Hello, my name is Caroline and I am not smiling as I type this…
Because I am not smiling, one might assume that I am upset, or worried, or perhaps just contemplative. Maybe I had a bad weekend. Maybe I’m really stressed about work or nursing a broken heart or silently grappling with a case of indigestion.
The answer is none of the above. I am just typing. And this is just my face.
I recently stumbled across a bunch of old photos and unearthed the above gem of me, age four, at Disney World. Look at that unbridled joy. Isn’t that what every child looks like when deposited at the kingdom of happiness?
I remember this trip and can assure you, I was happy. I had just met Goofy at a pancake breakfast! Cinderella hugged me! My mom let me eat Pringles from the hotel mini bar! Again I will sing my lifelong refrain: This is just my face.

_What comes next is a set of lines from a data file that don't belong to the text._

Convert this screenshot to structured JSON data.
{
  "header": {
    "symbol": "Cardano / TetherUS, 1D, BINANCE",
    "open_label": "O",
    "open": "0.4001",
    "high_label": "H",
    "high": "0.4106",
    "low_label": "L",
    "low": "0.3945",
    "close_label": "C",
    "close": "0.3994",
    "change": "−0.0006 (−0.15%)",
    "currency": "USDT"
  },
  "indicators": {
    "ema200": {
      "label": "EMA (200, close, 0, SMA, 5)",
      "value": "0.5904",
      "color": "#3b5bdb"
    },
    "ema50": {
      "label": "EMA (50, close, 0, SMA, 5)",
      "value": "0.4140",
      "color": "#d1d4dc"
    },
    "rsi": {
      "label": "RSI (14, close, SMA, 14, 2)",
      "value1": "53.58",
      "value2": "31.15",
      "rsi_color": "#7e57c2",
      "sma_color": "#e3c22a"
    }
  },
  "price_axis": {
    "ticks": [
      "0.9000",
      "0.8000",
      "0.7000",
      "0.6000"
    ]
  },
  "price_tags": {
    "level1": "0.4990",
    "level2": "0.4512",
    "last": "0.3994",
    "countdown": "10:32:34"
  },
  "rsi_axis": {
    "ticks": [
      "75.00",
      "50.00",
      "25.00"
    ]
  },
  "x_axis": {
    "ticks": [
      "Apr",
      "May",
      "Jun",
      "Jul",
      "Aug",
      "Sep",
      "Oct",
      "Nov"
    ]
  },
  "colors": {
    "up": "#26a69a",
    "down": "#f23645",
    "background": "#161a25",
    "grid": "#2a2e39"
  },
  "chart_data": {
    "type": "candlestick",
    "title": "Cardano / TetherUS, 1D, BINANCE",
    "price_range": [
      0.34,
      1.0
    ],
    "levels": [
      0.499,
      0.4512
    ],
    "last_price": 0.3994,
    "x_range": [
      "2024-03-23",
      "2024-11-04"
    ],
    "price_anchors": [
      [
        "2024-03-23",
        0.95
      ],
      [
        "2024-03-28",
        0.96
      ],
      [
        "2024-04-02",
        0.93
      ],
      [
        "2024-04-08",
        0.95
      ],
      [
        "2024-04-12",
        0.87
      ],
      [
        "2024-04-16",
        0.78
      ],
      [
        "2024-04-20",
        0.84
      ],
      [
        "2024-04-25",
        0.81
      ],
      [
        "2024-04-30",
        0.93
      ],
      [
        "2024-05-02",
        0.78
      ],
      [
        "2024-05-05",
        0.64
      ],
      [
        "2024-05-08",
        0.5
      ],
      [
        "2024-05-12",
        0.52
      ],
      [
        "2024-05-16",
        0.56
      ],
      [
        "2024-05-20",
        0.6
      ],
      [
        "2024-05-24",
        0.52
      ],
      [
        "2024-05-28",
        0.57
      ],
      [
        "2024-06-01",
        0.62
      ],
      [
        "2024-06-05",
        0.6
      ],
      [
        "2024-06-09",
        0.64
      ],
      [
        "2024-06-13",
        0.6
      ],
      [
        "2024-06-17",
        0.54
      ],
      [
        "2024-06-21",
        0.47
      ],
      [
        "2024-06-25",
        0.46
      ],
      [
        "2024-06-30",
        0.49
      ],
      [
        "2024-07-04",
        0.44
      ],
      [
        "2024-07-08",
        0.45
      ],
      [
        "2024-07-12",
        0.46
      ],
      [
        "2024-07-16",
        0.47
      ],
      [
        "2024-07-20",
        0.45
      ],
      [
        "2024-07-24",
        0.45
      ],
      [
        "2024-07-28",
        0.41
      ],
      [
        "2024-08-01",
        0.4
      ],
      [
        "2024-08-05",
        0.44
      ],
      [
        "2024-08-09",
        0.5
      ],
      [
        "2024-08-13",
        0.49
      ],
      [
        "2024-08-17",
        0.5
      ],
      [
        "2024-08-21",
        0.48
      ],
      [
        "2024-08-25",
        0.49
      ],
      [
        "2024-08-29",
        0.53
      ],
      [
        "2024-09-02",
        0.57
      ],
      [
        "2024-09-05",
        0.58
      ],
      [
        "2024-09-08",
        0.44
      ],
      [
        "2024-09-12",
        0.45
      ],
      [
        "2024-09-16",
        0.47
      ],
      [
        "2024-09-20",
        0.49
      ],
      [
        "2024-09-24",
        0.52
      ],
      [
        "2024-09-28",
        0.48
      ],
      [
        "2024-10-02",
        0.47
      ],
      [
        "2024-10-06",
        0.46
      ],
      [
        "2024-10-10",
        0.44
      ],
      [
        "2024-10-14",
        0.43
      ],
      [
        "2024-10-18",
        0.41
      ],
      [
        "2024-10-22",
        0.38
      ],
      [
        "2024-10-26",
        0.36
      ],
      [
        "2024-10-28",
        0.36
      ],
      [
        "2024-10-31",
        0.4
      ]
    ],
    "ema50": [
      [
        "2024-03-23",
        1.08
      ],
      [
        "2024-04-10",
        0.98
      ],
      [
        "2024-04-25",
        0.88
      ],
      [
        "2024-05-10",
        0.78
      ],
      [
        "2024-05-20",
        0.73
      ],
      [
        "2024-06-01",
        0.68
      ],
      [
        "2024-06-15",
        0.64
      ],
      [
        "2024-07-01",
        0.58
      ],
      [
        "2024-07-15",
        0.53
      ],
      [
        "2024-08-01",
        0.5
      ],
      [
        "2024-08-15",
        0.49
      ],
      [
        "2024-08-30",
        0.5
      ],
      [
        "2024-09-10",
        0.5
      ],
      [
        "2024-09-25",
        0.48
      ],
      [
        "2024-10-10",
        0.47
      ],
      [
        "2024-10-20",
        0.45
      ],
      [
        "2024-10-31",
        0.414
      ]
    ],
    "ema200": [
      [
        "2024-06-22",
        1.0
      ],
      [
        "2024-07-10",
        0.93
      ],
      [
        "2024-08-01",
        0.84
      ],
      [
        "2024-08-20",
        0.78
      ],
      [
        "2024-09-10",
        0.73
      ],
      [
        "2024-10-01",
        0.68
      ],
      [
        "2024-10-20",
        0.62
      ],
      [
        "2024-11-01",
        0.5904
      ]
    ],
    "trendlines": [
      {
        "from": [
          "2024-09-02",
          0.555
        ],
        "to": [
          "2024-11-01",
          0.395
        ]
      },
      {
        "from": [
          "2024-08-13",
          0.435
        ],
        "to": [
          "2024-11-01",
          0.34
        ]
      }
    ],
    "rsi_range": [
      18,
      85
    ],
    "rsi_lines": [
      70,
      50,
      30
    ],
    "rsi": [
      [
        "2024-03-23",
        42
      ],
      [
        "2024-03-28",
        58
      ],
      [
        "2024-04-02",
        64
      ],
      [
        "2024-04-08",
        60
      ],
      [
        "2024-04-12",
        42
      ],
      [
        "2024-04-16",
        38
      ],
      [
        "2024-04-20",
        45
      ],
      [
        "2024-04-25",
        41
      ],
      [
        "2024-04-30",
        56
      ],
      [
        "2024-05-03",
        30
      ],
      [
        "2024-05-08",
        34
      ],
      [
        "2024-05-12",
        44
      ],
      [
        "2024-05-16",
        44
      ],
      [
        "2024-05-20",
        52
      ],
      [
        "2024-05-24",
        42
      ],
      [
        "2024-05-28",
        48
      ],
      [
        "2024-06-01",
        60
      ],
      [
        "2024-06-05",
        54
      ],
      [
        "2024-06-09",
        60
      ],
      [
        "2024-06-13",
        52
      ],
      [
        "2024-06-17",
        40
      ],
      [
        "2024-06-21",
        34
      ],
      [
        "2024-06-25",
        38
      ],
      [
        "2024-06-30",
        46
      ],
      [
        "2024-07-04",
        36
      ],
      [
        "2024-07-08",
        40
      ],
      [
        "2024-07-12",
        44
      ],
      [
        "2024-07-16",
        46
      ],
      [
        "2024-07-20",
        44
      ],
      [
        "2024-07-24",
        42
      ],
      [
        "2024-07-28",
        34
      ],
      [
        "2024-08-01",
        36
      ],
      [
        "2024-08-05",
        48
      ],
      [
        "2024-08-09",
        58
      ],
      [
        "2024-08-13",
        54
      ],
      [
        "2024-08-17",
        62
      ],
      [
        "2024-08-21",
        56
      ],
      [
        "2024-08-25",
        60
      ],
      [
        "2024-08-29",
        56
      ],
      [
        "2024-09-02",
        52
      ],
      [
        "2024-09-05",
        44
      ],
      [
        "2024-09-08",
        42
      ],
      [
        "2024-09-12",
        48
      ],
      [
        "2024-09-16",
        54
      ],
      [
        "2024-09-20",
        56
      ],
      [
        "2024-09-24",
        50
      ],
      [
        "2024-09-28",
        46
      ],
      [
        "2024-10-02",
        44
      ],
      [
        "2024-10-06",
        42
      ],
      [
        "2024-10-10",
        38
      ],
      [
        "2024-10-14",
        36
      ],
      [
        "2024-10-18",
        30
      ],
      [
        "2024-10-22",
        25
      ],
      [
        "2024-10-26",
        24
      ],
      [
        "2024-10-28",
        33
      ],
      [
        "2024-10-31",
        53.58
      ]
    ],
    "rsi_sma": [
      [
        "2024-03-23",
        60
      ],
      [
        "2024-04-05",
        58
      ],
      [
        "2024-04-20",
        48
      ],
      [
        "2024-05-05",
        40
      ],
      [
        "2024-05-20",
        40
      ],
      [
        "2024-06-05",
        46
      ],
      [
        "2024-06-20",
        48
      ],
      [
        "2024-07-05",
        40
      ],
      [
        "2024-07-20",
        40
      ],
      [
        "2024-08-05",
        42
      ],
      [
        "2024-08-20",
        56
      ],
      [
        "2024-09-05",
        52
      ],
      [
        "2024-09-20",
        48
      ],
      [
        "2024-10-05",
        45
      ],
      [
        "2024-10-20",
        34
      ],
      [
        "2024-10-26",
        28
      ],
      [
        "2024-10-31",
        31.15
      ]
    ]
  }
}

There are many more examples where this came from. Blank faced behind a side table. Regarding a flock of ducks with a look of pure consternation. Looking perturbed to be heading to my first school dance. Discovering these photos was strangely affirming, as they answered a question that had plagued me for some time: Had something happened to make me this way? Had years’ worth of urban ennui found its way into my heart and caused my face to freeze up like an unfeeling garden statue?
No, apparently not. It simply was — and always has been — my face.
Appearances aside, most of the time, I am actually content. I regularly think things like, “What a nice day!” or “Gosh, how wonderful it is to participate in this mystery that is life!” But when thinking such things, I just happen to look like this.
I have a theory that if I were a man, this would be seen as a positive. People would say things like:
“That Larry, he’s so focused.”
“He’s so deep and brooding and dreamy.”
“An absolute terror to negotiate with! Always gets what he wants.”
“And you should see him play poker!”
But I am a woman. So I must be upset.
You know those old photos of James Dean or Elvis where they’re leaning on some vehicle, looking like a cross between deciding which sandwich to order and mentally doing calculus? This was considered attractive. Why can’t I be granted this same courtesy? Instead, I am assaulted with a bevy of concern and confusion.
“Are you okay?”
“Did I do something to upset you?”
“You’re such an enigma!”
This. Is. Just. My. Face.
As best as anyone can tell, the concept of resting bitch face (“A person, usually a woman, whose face appears unintentionally mean when it is at rest”) entered the scene in the early aughts. But as a facial phenomenon, it has been happening for centuries.
So I’d like to request a change in terminology. How about something like resting LEGEND face? Even, like, resting mystery face would be preferable.
My woman-face does not exist for the world’s collective amusement. I have things to do and life to live — and all kinds of thoughts to think. Sometimes I, too, look like I may be ordering a sandwich while mentally doing calculus, and that is okay. I am not a bitchface, resting or otherwise. I am just a face, standing in front of the world, asking it to love me.
There are a lot of things in this crazy universe to be concerned about. Climate change. Midterm elections. Whatever happens when we die. As much as is humanly possible, I remain hopeful. Though my face will never give me away.